Empecemos por el significado originario del término, la etimología (otra palabra muy temida…). La palabra filología procede del griego y se compone de philos (φίλος), es decir “amor” y logos (λόγος), es decir “palabra, discurso, idea, estudio”. (Por cierto: etimología también viene del griego y se compone de etymos —ἔτυμον, verdadero— y logos, del que ya vimos el significado.)
Volviendo al argumento de hoy, filología, básicamente, es una palabra llena de amor. Amor al estudio, amor a las ideas, amor a las palabras. Así como filosofía, que es amor al conocimiento, a la sabiduría (del griego φιλοσοφία, palabra compuesta nuevamente por philos, más sofía —σοφία— o sea, justamente, conocimiento, sabiduría).

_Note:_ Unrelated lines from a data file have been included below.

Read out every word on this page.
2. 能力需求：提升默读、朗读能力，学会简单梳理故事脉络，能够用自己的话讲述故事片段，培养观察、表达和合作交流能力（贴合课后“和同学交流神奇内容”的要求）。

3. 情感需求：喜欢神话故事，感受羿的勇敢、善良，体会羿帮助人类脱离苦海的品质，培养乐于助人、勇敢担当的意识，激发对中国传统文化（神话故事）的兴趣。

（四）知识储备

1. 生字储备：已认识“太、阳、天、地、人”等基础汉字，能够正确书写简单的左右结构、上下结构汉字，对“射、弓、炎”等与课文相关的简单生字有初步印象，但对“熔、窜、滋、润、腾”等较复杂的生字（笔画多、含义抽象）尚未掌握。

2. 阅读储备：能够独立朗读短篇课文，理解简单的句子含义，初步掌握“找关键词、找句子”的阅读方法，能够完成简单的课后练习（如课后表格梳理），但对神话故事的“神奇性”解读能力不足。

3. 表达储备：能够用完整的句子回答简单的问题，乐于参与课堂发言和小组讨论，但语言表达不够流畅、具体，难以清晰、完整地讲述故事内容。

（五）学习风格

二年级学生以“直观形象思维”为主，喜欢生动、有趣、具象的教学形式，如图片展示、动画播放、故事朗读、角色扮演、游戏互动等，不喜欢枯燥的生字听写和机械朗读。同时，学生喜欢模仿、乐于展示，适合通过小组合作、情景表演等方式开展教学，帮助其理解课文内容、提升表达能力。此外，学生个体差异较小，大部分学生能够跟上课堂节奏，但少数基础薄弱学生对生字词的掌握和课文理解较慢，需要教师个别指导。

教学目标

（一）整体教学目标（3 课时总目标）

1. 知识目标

En el ámbito musical, la filología se ocupa de recuperar, a través del estudio de las fuentes originarias de cada obra, la más completa autenticidad posible, la adherencia más fiel al dictado del compositor.

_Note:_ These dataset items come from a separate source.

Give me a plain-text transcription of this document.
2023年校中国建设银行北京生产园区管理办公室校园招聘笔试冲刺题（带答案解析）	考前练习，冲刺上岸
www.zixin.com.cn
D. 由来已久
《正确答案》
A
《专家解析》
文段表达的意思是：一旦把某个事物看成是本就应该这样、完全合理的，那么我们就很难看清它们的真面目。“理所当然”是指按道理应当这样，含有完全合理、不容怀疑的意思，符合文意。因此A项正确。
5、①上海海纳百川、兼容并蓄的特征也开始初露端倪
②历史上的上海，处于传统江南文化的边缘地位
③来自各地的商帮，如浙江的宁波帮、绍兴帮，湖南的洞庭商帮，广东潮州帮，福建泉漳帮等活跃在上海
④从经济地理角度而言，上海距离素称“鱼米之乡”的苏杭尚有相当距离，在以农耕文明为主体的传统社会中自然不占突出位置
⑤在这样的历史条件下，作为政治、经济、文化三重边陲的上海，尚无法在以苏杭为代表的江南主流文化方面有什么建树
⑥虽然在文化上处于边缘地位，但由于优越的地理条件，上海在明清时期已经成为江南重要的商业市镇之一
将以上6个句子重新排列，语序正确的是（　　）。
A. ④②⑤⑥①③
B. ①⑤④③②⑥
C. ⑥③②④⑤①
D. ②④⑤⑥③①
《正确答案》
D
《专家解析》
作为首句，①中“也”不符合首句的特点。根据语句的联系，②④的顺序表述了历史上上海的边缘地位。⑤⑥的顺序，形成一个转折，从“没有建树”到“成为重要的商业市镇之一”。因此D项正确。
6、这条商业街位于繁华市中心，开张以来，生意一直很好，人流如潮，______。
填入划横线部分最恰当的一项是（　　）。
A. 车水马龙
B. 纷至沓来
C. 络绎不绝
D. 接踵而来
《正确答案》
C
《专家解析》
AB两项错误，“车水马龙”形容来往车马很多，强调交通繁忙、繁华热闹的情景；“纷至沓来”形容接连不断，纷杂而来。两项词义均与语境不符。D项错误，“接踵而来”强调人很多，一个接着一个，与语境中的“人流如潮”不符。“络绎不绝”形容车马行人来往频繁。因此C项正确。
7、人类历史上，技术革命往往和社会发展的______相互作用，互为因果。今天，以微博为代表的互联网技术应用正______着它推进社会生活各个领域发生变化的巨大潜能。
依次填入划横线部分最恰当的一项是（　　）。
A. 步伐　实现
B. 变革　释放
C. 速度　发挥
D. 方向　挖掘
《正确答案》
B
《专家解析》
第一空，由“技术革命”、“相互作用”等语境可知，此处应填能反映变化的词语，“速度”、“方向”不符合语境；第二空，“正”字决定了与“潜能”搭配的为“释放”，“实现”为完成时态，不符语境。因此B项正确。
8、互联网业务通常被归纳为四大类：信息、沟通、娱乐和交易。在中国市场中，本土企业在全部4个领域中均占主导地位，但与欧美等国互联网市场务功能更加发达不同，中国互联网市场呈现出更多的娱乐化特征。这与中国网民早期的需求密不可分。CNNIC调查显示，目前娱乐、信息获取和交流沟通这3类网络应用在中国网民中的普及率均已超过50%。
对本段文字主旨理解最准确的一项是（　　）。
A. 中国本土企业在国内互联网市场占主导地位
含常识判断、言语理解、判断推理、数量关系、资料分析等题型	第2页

Una categoría especifica de profesionales, los musicólogos, se ocupa de estudiar cuidadosamente los autógrafos, las cartas, en fin, todos los testimonios disponibles para recuperar las versiones auténticas de las páginas que los interpretes tocarán, cantarán, dirigirán, etcétera. Cada vez que escuchamos la expresión “interpretación filológica” pensamos en algo de Bach o de Mozart o de Beethoven, pero la filología se aplica (añadiría ¡felizmente!) a toda la música.

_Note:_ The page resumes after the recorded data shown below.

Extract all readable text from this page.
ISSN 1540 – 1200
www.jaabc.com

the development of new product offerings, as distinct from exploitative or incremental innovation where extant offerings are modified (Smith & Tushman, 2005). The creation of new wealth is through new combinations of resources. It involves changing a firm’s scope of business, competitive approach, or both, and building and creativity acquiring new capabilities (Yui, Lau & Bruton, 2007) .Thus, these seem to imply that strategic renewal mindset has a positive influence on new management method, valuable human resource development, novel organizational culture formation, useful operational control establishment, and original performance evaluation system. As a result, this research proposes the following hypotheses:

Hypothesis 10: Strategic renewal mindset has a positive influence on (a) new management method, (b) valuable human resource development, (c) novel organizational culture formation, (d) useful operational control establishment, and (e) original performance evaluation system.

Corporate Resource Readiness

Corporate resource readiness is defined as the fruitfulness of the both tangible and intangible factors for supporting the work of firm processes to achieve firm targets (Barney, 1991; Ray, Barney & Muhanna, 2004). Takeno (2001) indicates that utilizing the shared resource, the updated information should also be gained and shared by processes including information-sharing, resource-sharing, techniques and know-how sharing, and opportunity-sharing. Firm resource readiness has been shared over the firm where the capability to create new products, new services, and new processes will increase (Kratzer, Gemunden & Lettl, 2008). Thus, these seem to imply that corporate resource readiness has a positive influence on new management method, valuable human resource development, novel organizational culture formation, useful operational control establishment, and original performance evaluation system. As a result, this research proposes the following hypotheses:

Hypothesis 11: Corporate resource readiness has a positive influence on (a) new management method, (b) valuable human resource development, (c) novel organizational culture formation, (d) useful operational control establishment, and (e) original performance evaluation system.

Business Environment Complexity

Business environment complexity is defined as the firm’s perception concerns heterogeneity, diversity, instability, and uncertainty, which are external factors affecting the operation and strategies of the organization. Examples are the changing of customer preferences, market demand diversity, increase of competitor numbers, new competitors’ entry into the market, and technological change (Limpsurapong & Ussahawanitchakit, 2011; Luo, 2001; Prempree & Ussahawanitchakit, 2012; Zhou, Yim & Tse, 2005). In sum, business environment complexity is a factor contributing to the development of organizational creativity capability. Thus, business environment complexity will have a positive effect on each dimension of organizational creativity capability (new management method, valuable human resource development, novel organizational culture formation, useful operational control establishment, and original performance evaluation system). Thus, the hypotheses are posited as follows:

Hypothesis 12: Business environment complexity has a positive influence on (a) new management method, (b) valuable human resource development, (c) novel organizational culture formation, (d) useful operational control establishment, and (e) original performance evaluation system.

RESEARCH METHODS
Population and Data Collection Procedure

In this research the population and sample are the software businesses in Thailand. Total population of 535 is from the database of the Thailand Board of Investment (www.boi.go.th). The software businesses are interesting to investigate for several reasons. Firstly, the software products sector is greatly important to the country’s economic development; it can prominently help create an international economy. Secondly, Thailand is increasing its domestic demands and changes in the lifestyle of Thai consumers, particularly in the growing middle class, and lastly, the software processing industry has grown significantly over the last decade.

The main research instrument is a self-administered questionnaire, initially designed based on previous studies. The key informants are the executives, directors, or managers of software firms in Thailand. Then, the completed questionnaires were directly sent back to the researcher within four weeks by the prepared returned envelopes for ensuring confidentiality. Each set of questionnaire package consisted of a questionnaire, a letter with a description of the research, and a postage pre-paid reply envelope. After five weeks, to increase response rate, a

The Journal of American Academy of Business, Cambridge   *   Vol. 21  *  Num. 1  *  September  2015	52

En el 1971, Nikolaus Harnoncourt y Gustav Leonhardt empezaron una operación discográfica ciclópea, que terminaría casi treinta años después: la grabación de las casi 200 Cantatas Sacras de Johann Sebastian Bach. Bärenreiter había publicado en 1958 la Neue Bach-Ausgabe y este será el inicio de una verdadera revolución en la interpretación de la música de Bach. Sin embargo, como decía, la filología aplica a todos los autores y, conforme van pasando los años, nos damos cuenta que cada autor, poco o mucho, necesita de una “revisión” de los criterios interpretativos, una limpieza de hábitos que en muchos casos han afectado la imagen que nos llevamos de su música.
En el 1968, la editorial Ricordi encargó a Alberto Zedda la revisión crítica de Il barbiere di Siviglia de Gioachino Rossini y esta fue la primera ópera de Rossini en ser reeditada según criterios filológicos, y la primera ópera del repertorio italiano del 1800 a pasar por este proceso. (Vale recordar que la “Rossini Renaissance” fue impulsada por Claudio Abbado, quien fue el primero en darse cuenta que las partituras rossinianas hasta ese entonces utilizadas habían sufrido demasiadas manipulaciones, lo que había definitivamente opacado el verdadero espíritu de la música del compositor.)
“En el ámbito musical, la filología se ocupa de recuperar, a través
del estudio de las fuentes originarias de cada obra, la más completa autenticidad posible,
la adherencia más fiel al dictado del compositor”
Estos son solo dos ejemplos. Podríamos seguir al infinito, mencionando la Neue Mozart-Ausgabe (Bärenreiter, 1956-1991), las ediciones críticas de las nueve sinfonías de Ludwig van Beethoven (Jonathan Del Mar, Bärenreiter, 1996-2000), la edición crítica de las óperas y demás composiciones de Giuseppe Verdi, empezada en el 1983 con Rigoletto y todavía en proceso… pero es suficiente con decir que, desde la segunda mitad del siglo XX en adelante, siempre más autores han sido beneficiados por un trabajo de revisión de sus páginas, que nos ha mostrado cómo, en muchos casos, habíamos estado estudiando partituras masivamente modificadas.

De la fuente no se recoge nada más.